Catnapped Bengal Recovered Safely
From the Village News in Fallbrook, California, comes this somewhat bizarre story about a local Bengal that briefly ended up on the wrong end of someone's... unique ideas about cat ownership.
Short version: Sheba the Bengal goes missing, owners find her collar in the driveway. The guy who took Sheba apparently took her to a local vet to scan her microchip, then called the owners and demanded a "reward." Negotiations end in an impasse and owners call the Sheriff's department, which gets a warrant and rescues Sheba. This after the guy blows them off when they ask him to just give back the cat. John Feucht now faces charges of theft of an animal for sale or misuse and receiving stolen property.
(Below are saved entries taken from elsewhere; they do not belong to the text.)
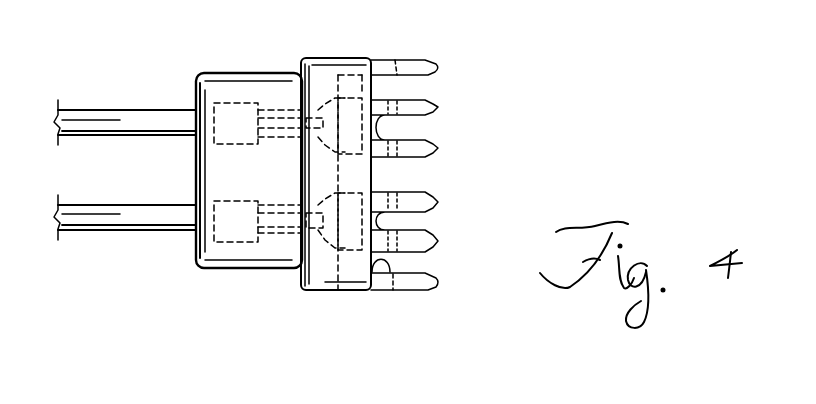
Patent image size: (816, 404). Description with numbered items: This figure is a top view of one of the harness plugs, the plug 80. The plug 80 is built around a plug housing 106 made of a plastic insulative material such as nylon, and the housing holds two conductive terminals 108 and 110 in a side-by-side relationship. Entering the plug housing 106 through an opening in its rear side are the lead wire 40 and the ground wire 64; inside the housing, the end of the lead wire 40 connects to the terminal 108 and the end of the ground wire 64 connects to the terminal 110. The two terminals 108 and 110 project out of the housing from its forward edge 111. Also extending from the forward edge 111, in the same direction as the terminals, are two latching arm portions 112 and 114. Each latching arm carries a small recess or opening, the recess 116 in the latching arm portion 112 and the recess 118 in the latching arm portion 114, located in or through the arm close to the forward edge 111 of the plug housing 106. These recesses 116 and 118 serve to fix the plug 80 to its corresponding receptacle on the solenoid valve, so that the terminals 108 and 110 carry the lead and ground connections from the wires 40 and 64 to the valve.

The lead wire 40 is at (132, 232).
The ground wire 64 is at (112, 120).
The plug 80 is at (305, 54).
The plug housing 106 is at (323, 68).
The terminal 108 is at (438, 252).
The terminal 110 is at (431, 159).
The forward edge 111 is at (386, 291).
The latching arm portion 112 is at (437, 291).
The latching arm portion 114 is at (441, 60).
The recess 116 is at (393, 290).
The recess 118 is at (397, 58).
(What did we learn from this episode children? We learned that telling Sheriff's deputies to "pound sand" is seldom a good idea.)
The strangest part's hard to work out because either Sheriff's department spokesperson Theresa Adams-Hydar expresses herself badly, or the paper mangled the quote. The quote is that Feucht, "basically thought he wasn’t doing anything wrong; he maintained that cats are property, not domesticated animals," Adams-Hydar said. "He knew it was her cat."
I'm not sure how to parse that. If he thought cats are property, then taking someone's property and demanding cash for it is clearly not okay. But I gather what they're driving at is that this guy had it in his head that cats are just kind of there for the taking. I guess a judge will clear that up for him.